Sandia's storage work with the DOE's hydrogen program dates back 10 years and has included storage system design and fabrication, fundamental modeling, and fuel cell and storage integration. In 1997, Sandia initiated a collaborative alanate development DOE program with the University of Hawaii. Other current partnerships include those with the University of Geneva, University of Alaska-Fairbanks, and others. Wang says that collaborative efforts will expand substantially with the virtual Center of Excellence.
"Our plan is to coordinate, support, stimulate, and focus complementary expertise in chemistry, materials sciences, modeling, and synthesis and characterization with other national lab partners, universities, and industries to achieve the DOE's hydrogen storage goals."
The FreedomCAR initiative announced by Secretary of Energy Spencer Abraham in 2001 seeks to promote the use of hydrogen as a primary fuel, and targets initial hydrogen storage in a vehicle at about 6 wt percent of the storage system. Given the tradeoffs between weight and volume, that goal accommodates roughly a 300-mile driving range per fill-up.
"No material provides that yet," says Wang. "Our research for the past few years has been on the leading edge of hydride development," however, and has identified the class of material that appears to come the closest to that goal.
Hydrogen's advantages over fossil fuels include its lack of polluting emissions and the fact that it can be produced anywhere from renewable energy resources such as solar electricity or biomass. Proponents of an energy economy that emphasizes hydrogen point to the potential to improve urban air quality, decrease greenhouse gases (released by burning fossil fuels) that contribute to global warming, and gain independence from foreign oil.
Meanwhile, Sandia researchers in the laboratory's Combustion Research Facility (CRF) have also been building on Sandia's long-standing strengths in the study of metal-hydrogen interactions and engine studies to explore hydrogen use for electrical production by stationary power sources -- turbines in particular.
CRF researchers are also involved in the International Energy Agency's efforts to create next-generation models for turbines that can burn hydrogen. The CRF is also seeking funding to demonstrate use of hydrogen fuel, with its near-zero emissions of NOx (smog-producing oxides of nitrogen), in an internal combustion engine.
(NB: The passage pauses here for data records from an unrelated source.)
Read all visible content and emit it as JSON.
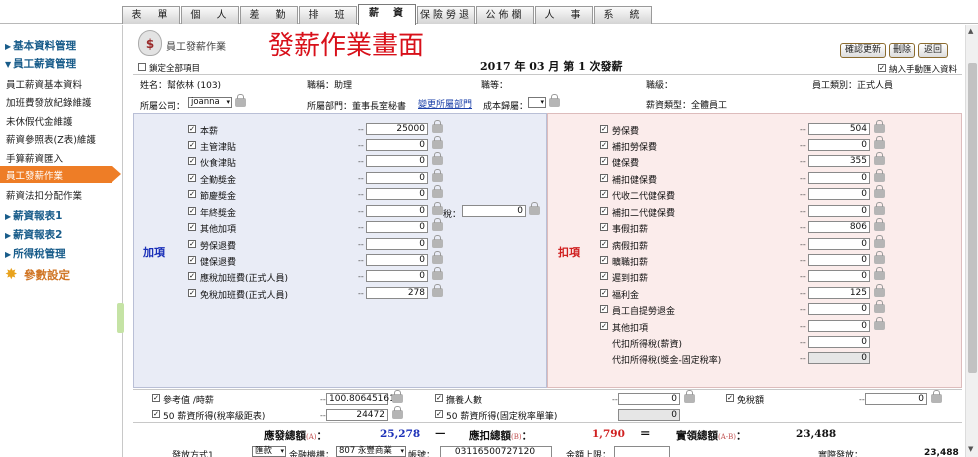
{
  "nav": {
    "tabs": [
      "表　單",
      "個　人",
      "差　勤",
      "排　班",
      "薪　資",
      "保險勞退",
      "公佈欄",
      "人　事",
      "系　統"
    ]
  },
  "sidebar": {
    "basic": "基本資料管理",
    "emp": "員工薪資管理",
    "items": [
      "員工薪資基本資料",
      "加班費發放紀錄維護",
      "未休假代金維護",
      "薪資參照表(Z表)維護",
      "手算薪資匯入"
    ],
    "active": "員工發薪作業",
    "after": "薪資法扣分配作業",
    "r1": "薪資報表1",
    "r2": "薪資報表2",
    "tax": "所得稅管理",
    "param": "參數設定"
  },
  "header": {
    "module": "員工發薪作業",
    "title": "發薪作業畫面",
    "lockall": "鎖定全部項目",
    "period": "2017 年 03 月  第 1 次發薪",
    "btn_confirm": "確認更新",
    "btn_delete": "刪除",
    "btn_back": "返回",
    "manual": "納入手動匯入資料"
  },
  "info": {
    "name": "姓名：幫依林 (103)",
    "title": "職稱：助理",
    "level": "職等：",
    "grade": "職級：",
    "type": "員工類別：正式人員",
    "company_lbl": "所屬公司：",
    "company": "joanna",
    "dept": "所屬部門：董事長室秘書",
    "dept_link": "變更所屬部門",
    "cost_lbl": "成本歸屬：",
    "salary_type": "薪資類型：全體員工"
  },
  "add": {
    "label": "加項",
    "items": [
      {
        "label": "本薪",
        "value": "25000"
      },
      {
        "label": "主管津貼",
        "value": "0"
      },
      {
        "label": "伙食津貼",
        "value": "0"
      },
      {
        "label": "全勤獎金",
        "value": "0"
      },
      {
        "label": "節慶獎金",
        "value": "0"
      },
      {
        "label": "年終獎金",
        "value": "0"
      },
      {
        "label": "其他加項",
        "value": "0"
      },
      {
        "label": "勞保退費",
        "value": "0"
      },
      {
        "label": "健保退費",
        "value": "0"
      },
      {
        "label": "應稅加班費(正式人員)",
        "value": "0"
      },
      {
        "label": "免稅加班費(正式人員)",
        "value": "278"
      }
    ],
    "tax_lbl": "稅：",
    "tax_value": "0"
  },
  "ded": {
    "label": "扣項",
    "items": [
      {
        "label": "勞保費",
        "value": "504"
      },
      {
        "label": "補扣勞保費",
        "value": "0"
      },
      {
        "label": "健保費",
        "value": "355"
      },
      {
        "label": "補扣健保費",
        "value": "0"
      },
      {
        "label": "代收二代健保費",
        "value": "0"
      },
      {
        "label": "補扣二代健保費",
        "value": "0"
      },
      {
        "label": "事假扣薪",
        "value": "806"
      },
      {
        "label": "病假扣薪",
        "value": "0"
      },
      {
        "label": "曠職扣薪",
        "value": "0"
      },
      {
        "label": "遲到扣薪",
        "value": "0"
      },
      {
        "label": "福利金",
        "value": "125"
      },
      {
        "label": "員工自提勞退金",
        "value": "0"
      },
      {
        "label": "其他扣項",
        "value": "0"
      }
    ],
    "tax1_lbl": "代扣所得稅(薪資)",
    "tax1": "0",
    "tax2_lbl": "代扣所得稅(獎金-固定稅率)",
    "tax2": "0"
  },
  "ref": {
    "r1_lbl": "參考值 /時薪",
    "r1": "100.806451612",
    "r2_lbl": "50 薪資所得(稅率級距表)",
    "r2": "24472",
    "dep_lbl": "撫養人數",
    "dep": "0",
    "fix_lbl": "50 薪資所得(固定稅率單筆)",
    "fix": "0",
    "exempt_lbl": "免稅額",
    "exempt": "0"
  },
  "totals": {
    "gross_lbl": "應發總額",
    "gross_sub": "(A)",
    "gross": "25,278",
    "minus": "—",
    "ded_lbl": "應扣總額",
    "ded_sub": "(B)",
    "ded": "1,790",
    "eq": "＝",
    "net_lbl": "實領總額",
    "net_sub": "(A-B)",
    "net": "23,488"
  },
  "pay": {
    "method_lbl": "發放方式1",
    "method": "匯款",
    "bank_lbl": "金融機構：",
    "bank": "807 永豐商業",
    "acct_lbl": "帳號：",
    "acct": "03116500727120",
    "limit_lbl": "金額上限：",
    "actual_lbl": "實際發放：",
    "actual": "23,488"
  },
  "colors": {
    "active": "#ee7d26",
    "title": "#d8101a",
    "add_bg": "#e9ecf6",
    "ded_bg": "#fbeceb"
  }
}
Although one of the biggest impacts of switching to hydrogen from fossil fuel will be seen in transportation, its use in stationary power generation will also help to develop an infrastructure for its distribution and use.
The Center, said Wang, will bring together scientists and institutions with strong and focused capabilities in several research areas. Partnering with Sandia on the Metal Hydride virtual Center of Excellence are four national laboratories (Brookhaven National Laboratory, Jet Propulsion Laboratory, and the National Institute of Standards and Technology); eight universities (University of Hawaii, University of Pittsburgh, Carnegie Mellon University, University of Nevada-Reno, University of Illinois-Urbana-Champaign, University of Utah, California Institute of Technology and Stanford University); and three industrial companies (General Electric Company-Global Research, HRL Laboratories, and Intematix).
The core philosophy of the Center, said Wang, will be to provide a collaborative teaming environment that offers full support of each member to solve interlinking problems through a coordinated effort. This, he said, will allow members to focus on specific tasks while also serving as a resource to others through their own individual areas of expertise.
Sandia is a multiprogram laboratory operated by Sandia Corporation, a Lockheed Martin company, for the U.S. Department of Energy's National Nuclear Security Administration. Sandia has major R&D responsibilities in national security, energy and environmental technologies, and economic competitiveness.
The Department of Energy's Office of Science is the single largest supporter of basic research in the physical sciences in the United States and is working to address some of the most pressing challenges of our time.